Pholedrine

Clinical data
- Trade names: Paredrinol, Presoitan, Pulsotyl, Veritain, Veritol
- Other names: 4-Hydroxy-N-methylamphetamine; 4-HMA; 4-Hydroxymethamphetamine; para-Hydroxymethamphetamine; PHMA; Hydroxymethamphetamine
- Routes of administration: Topical (ocular)

Identifiers
- IUPAC name 4-[2-(Methylamino)propyl]phenol;
- CAS Number: 370-14-9;
- PubChem CID: 4655;
- DrugBank: DBMET00735;
- ChemSpider: 4494;
- UNII: AY28O44JGD;
- KEGG: D08370;
- ChEBI: CHEBI:134798;
- ChEMBL: ChEMBL2008672;
- CompTox Dashboard (EPA): DTXSID70861908 ;
- ECHA InfoCard: 100.006.114

Chemical and physical data
- Formula: C_{10}H_{15}NO
- Molar mass: 165.236 g·mol^{−1}
- 3D model (JSmol): Interactive image;
- SMILES Oc1ccc(cc1)CC(NC)C;
- InChI InChI=1S/C10H15NO/c1-8(11-2)7-9-3-5-10(12)6-4-9/h3-6,8,11-12H,7H2,1-2H3; Key:SBUQZKJEOOQSBV-UHFFFAOYSA-N;

= Pholedrine =

Chemical compound

Pholedrine, also known as 4-hydroxy-N-methylamphetamine and sold under the brand names Paredrinol, Pulsotyl, and Veritol among others, is a sympathomimetic drug used in topical eye drops to dilate the pupil.
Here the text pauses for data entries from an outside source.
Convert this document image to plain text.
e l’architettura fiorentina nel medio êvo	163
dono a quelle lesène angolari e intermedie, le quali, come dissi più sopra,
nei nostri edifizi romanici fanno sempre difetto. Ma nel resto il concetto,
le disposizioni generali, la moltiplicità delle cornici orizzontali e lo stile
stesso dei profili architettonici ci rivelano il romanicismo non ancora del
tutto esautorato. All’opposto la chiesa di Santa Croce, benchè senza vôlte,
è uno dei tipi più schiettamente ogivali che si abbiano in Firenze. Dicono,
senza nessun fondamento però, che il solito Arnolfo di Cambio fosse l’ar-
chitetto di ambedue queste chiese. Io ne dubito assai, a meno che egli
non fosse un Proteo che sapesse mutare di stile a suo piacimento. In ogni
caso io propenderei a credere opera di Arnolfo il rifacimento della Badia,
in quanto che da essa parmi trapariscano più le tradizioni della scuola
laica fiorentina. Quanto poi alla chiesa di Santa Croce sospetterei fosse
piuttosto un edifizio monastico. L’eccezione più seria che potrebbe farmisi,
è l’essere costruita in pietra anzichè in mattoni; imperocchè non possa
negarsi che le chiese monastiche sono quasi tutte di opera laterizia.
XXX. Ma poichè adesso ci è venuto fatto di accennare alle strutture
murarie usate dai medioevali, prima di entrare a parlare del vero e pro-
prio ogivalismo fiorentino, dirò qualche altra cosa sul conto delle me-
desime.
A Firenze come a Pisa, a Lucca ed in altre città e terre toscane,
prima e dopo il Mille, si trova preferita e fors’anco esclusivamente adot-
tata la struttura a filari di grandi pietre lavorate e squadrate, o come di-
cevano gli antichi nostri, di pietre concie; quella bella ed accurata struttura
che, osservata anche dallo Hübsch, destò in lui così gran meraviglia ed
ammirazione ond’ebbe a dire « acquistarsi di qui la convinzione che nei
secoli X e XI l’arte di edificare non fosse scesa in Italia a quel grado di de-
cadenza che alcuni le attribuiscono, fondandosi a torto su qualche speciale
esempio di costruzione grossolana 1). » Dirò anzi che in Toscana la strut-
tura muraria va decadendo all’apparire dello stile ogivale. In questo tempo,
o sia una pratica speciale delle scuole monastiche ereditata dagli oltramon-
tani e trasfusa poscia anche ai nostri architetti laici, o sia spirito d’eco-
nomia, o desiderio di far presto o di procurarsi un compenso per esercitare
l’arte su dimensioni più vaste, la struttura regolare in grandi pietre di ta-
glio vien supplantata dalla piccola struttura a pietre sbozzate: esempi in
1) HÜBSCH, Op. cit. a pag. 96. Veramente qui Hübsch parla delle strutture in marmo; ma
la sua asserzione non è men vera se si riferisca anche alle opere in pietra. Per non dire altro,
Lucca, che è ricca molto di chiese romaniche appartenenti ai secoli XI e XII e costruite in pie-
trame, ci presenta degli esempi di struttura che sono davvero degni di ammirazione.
It can be used to diagnose Horner's syndrome.

In 2004, it remained marketed only in Germany.

==Pharmacology==
===Pharmacodynamics===
Pholedrine is described as a sympathomimetic, antihypotensive, and ephedrine-like agent.

==Chemistry==
Pholedrine, also known as 4-hydroxy-N-methylamphetamine, is a substituted phenethylamine and amphetamine derivative. It is structurally related to methamphetamine (N-methylamphetamine), norpholedrine (4-hydroxyamphetamine), oxilofrine (4,β-dihydroxy-N-methylamphetamine), and tyramine (4-hydroxyphenethylamine).

It is used pharmaceutically as the sulfate salt.

The predicted log P of pholedrine ranges from 1.12 to 1.7.

==History==
Pholedrine was synthesized by 1951.

==Society and culture==
===Names===
Pholedrine is the generic name of the drug and its INN, BAN, and DCF, while foledrina is its DCIT. The drug has been sold under brand names including Pholedrin Liquidum, Pholedrin-Longo-Isis, Presoitan, Veritain, and Veritol among others.

==Other drugs==
Pholedrine (4-hydroxymethamphetamine) is also a major metabolite of methamphetamine.